Women process cassava for food preparation in Mbaiki, Central African Republic. $6.2 million is urgently needed to prevent further worsening of the food security situation.
FAO/Riccardo Gangale
Women process cassava for food preparation in Mbaiki, Central African Republic. $6.2 million is urgently needed to prevent further worsening of the food security situation.

New global food accord aims to tackle hunger in protracted crises – UN agency

The first global agreement involving all stakeholders of food aid aims to “do business differently” in order to combat hunger and undernutrition among people living in protracted crises around the world, the Food and Agriculture Organization (FAO) said today.

FAO said the new Framework for Action on Food Security and Nutrition in Protracted Crises offers guidance that signify “a marked shift from focus on short-term solutions, often humanitarian funded, to address long-term problems.”

“More comprehensive and effective policies and action will emerge as the result of the high-level political commitment the Framework mobilizes,” said Dominique Burgeon, FAO’s Strategic Programme Leader on Resilience.

Mr. Burgeon said that building resilience is a critical element of the Framework.

“Resilient communities have a greater capacity to absorb, prepare for and prevent crises and long-term stresses,” he said.

FAO also noted “that’s a marked shift from focus on short-term solutions, often humanitarian funded, to address long-term problems.”

Strengthening resilience, in all contexts, is vital to achieve the 2030 Sustainable Development Agenda just adopted last month by the UN General Assembly.

“We need to ‘do business differently’ in order to help the most vulnerable and at-risk communities to improve their food security and nutrition,” Burgeon said.

The prevalence of undernutrition is typically three times higher in protracted crises situations than in the rest of the developing world, according to FAO.

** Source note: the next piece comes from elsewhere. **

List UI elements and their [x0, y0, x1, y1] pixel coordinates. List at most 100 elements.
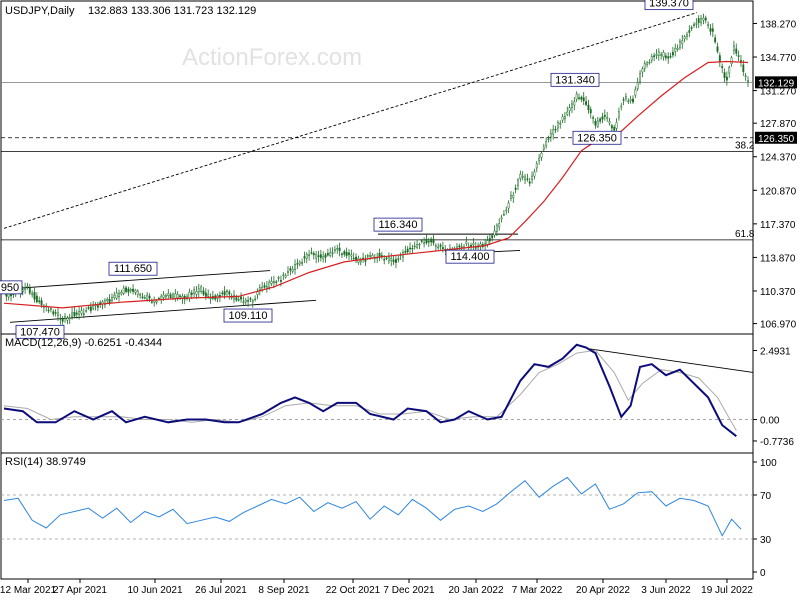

The Framework was approved by the Committee on World Food Security, which was set up in 1974 as an intergovernmental body to serve as a forum for review and follow up of food security policies.

The Framework comprises 11 principles that recognize the need for coherent and integrated humanitarian and development efforts to address both the immediate and the longer-term food security and nutrition needs of people in protracted crises.

It also emphasizes women’s empowerment and the agricultural productivity of smallholders, noting that both are often neglected in responses to crisis situations.

Over time, protracted crises reverse years of previously accumulated development gains, and undermine livelihoods, making the Sustainable Development Goal of eradicating hunger and poverty by 2030 harder to achieve.